President Roh Tae-woo poses for a photo with Soviet President Mikhail Gorbachev before talks on June 4, 1990, in San Francisco. [JOONGANG PHOTO]

The opposition parties competed to posture against the Roh Tae-woo government, while the Roh government could barely function as a normal governing power. A sense of powerlessness swept the ruling party and the government after they couldn’t even get a nomination for the Supreme Court Chief Justice approved by the Assembly. I, as leader of the fourth-biggest political party, felt I hadn’t done enough to break the impasse. I looked for a breakthrough.

At the time, the geopolitical world entered a big bang stage. Eastern Europe was enjoying economic and political opening to the West as evidenced by the Perestroika movement led by Soviet President Mikhail Gorbachev. The direction ahead seemed clear to me. We needed to open up diplomatic ties with countries in the north [including the Soviet Union and China].

In 1962, I shouldered the heavy burden of starting diplomatic ties with Japan, which sparked fierce resistance. I took the job because Korea had to use Japan as a gateway to reach the rest of the world. And 30 years later, we had a brand new opportunity to reach into a long-forbidden continent that shunned Korea entirely due to ideological differences.

The so-called Northward Policy seemed especially important as South Korea had to prepare for reunification with North Korea someday. I mulled over how I could to serve the nation and concluded that I must throw my support behind President Roh and his Northward Project.

In a meeting with Roh at the Blue House on Aug. 22, 1988, I stressed the importance of redrawing the conservative political landscape in a reformative manner through mergers of political parties. I met Roh again at the presidential office on March 7, 1989, and had a three-hour dinner.

Over dinner, I told Roh, “You are now pushing a number of projects, including the Northward Policy, but none seem to be working given the current distribution of power in the Assembly. If you can’t reach out to the Communist bloc in the north now, you will never have another chance. The future of the country hinges on this. Let me help you achieve it.”

Roh listened carefully to what I was saying.

“Let’s merge our parties,” I told him. “Our 35-legislator party will form a majority in the parliament through a merger with yours. When you have a majority, you can guide the country. This is a decision we must make for the sake of the country.”

Roh, while obviously startled by my proposal, eventually welcomed it. Grasping my hands, he said, “Okay, let’s do this in the coming days.”

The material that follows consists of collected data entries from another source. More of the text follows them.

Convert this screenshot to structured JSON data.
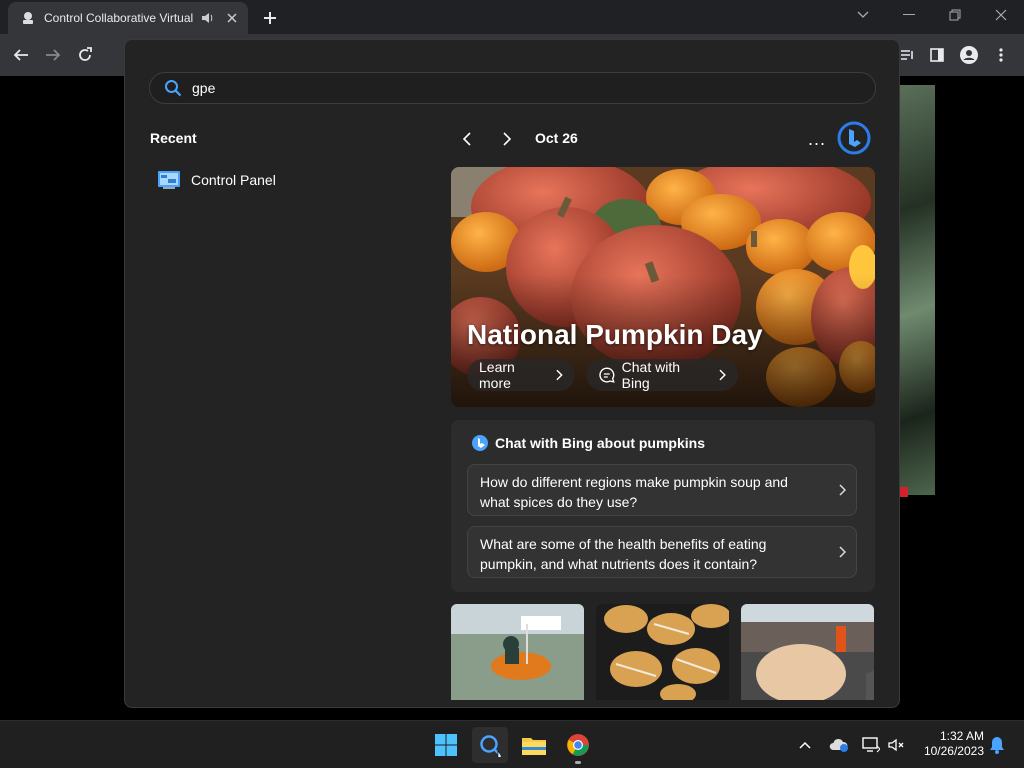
{
  "browser": {
    "tab_title": "Control Collaborative Virtual",
    "new_tab_label": "+"
  },
  "search": {
    "query": "gpe"
  },
  "recent": {
    "label": "Recent",
    "items": [
      {
        "label": "Control Panel",
        "icon": "control-panel-icon"
      }
    ]
  },
  "highlights": {
    "date": "Oct 26",
    "more_label": "...",
    "hero": {
      "title": "National Pumpkin Day",
      "learn_more": "Learn more",
      "chat_with_bing": "Chat with Bing"
    },
    "chat_card": {
      "header": "Chat with Bing about pumpkins",
      "questions": [
        "How do different regions make pumpkin soup and what spices do they use?",
        "What are some of the health benefits of eating pumpkin, and what nutrients does it contain?"
      ]
    }
  },
  "taskbar": {
    "time": "1:32 AM",
    "date": "10/26/2023"
  },
  "colors": {
    "flyout_bg": "#232323",
    "card_bg": "#2c2c2c",
    "accent_blue": "#4aa3ff",
    "taskbar_bg": "#202020"
  }
}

Preparations for a merger began behind the scenes. With 129 seats held by the governing party, the merger with my New Democratic Republican Party’s 35 lawmakers easily pushed us over the majority 150 seats.

At the start, progress was slow on the merger. Roh was apparently not dealing in a straightforward manner. I later found out why. Park Chul-un, a policy advisor to Roh, advised him to also consider inviting the Unification Democratic Party led by Kim Young-sam, which had 59 lawmakers. Roh was intrigued by the proposal. The idea must have also interested Kim Young-sam, as it could have served as a springboard for him to run for president.

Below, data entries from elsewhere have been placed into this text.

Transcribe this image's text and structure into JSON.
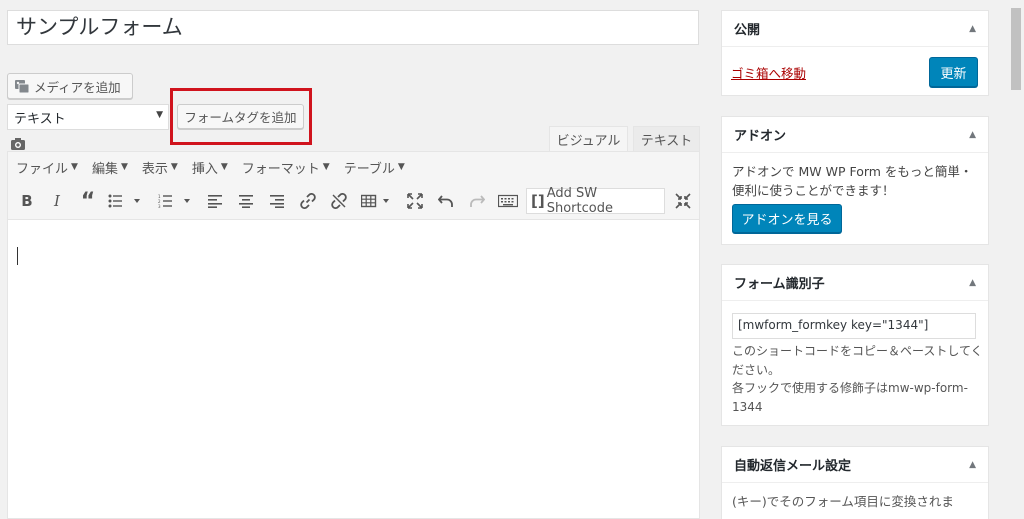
{
  "title_field": {
    "value": "サンプルフォーム"
  },
  "editor": {
    "media_button": "メディアを追加",
    "select_value": "テキスト",
    "formtag_button": "フォームタグを追加",
    "tabs": {
      "visual": "ビジュアル",
      "text": "テキスト"
    },
    "menu": [
      {
        "label": "ファイル"
      },
      {
        "label": "編集"
      },
      {
        "label": "表示"
      },
      {
        "label": "挿入"
      },
      {
        "label": "フォーマット"
      },
      {
        "label": "テーブル"
      }
    ],
    "shortcode_button": "Add SW Shortcode"
  },
  "sidebar": {
    "publish": {
      "title": "公開",
      "trash_link": "ゴミ箱へ移動",
      "update_button": "更新"
    },
    "addon": {
      "title": "アドオン",
      "desc_line1": "アドオンで MW WP Form をもっと簡単・",
      "desc_line2": "便利に使うことができます！",
      "button": "アドオンを見る"
    },
    "form_key": {
      "title": "フォーム識別子",
      "input_value": "[mwform_formkey key=\"1344\"]",
      "help_line1": "このショートコードをコピー＆ペーストしてく",
      "help_line2": "ださい。",
      "help_line3": "各フックで使用する修飾子はmw-wp-form-",
      "help_line4": "1344"
    },
    "auto_reply": {
      "title": "自動返信メール設定",
      "desc_line1": "(キー)でそのフォーム項目に変換されま"
    }
  },
  "colors": {
    "accent": "#0085ba",
    "highlight": "#d0131d",
    "trash": "#a00"
  }
}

While the presidential office made contact with Kim Young-sam, it didn’t inform me. But I felt a change in the atmosphere.

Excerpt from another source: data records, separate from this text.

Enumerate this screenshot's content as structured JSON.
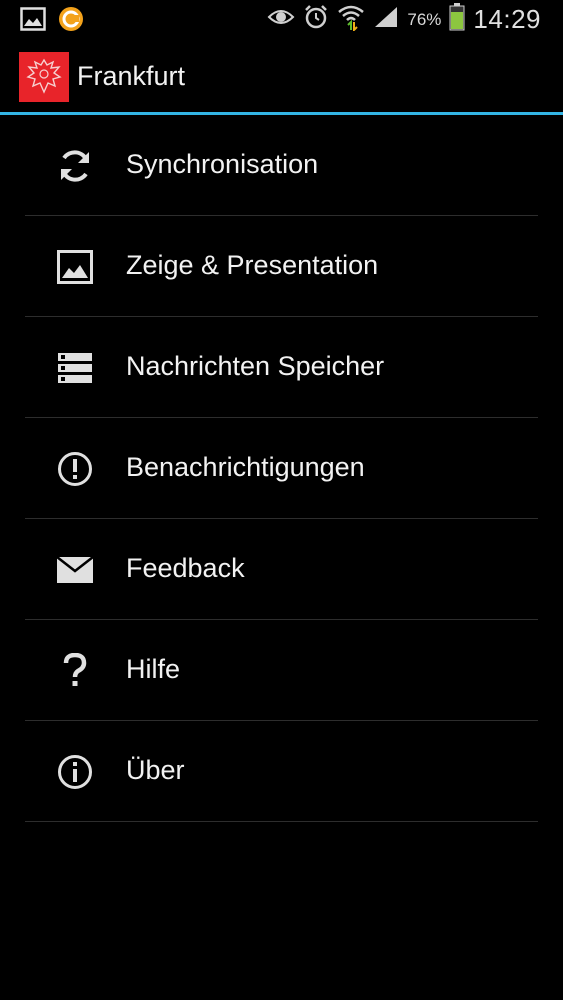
{
  "status_bar": {
    "left_icons": [
      "gallery-icon",
      "orange-circle-icon"
    ],
    "right_icons": [
      "eye-icon",
      "alarm-icon",
      "wifi-icon",
      "signal-icon",
      "battery-icon"
    ],
    "battery_percent": "76%",
    "time": "14:29"
  },
  "action_bar": {
    "title": "Frankfurt",
    "logo": "frankfurt-eagle-logo",
    "accent_color": "#33b5e5",
    "logo_color": "#e8242a"
  },
  "menu": {
    "items": [
      {
        "label": "Synchronisation",
        "icon": "sync-icon"
      },
      {
        "label": "Zeige & Presentation",
        "icon": "image-icon"
      },
      {
        "label": "Nachrichten Speicher",
        "icon": "storage-icon"
      },
      {
        "label": "Benachrichtigungen",
        "icon": "alert-icon"
      },
      {
        "label": "Feedback",
        "icon": "mail-icon"
      },
      {
        "label": "Hilfe",
        "icon": "help-icon"
      },
      {
        "label": "Über",
        "icon": "info-icon"
      }
    ]
  }
}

During a meeting with Roh on July 10, 1989, our merger was reaffirmed. After the meeting, I told reporters the time had come for the two political forces to unite. Some people in the governing Democratic Justice Party openly objected to the merger.

In October 1989, I went on a series of golf outings with Kim Young-sam, not knowing that Kim and Roh were also in talks to merge their parties. Kim and I talked a lot about a lot of things. But neither of us mentioned the word merger.

In January 1990, the Blue House called me in for a one-on-one meeting with President Roh, which we did on Jan. 13. From that point on, work was accelerated on the merger between my party and Roh’s governing party. On Jan. 20, we issued a joint statement declaring the merger, saying the two parties had agreed to combine for the sake of the country with the new name Democratic Freedom Party. The political landscape was being shaken up.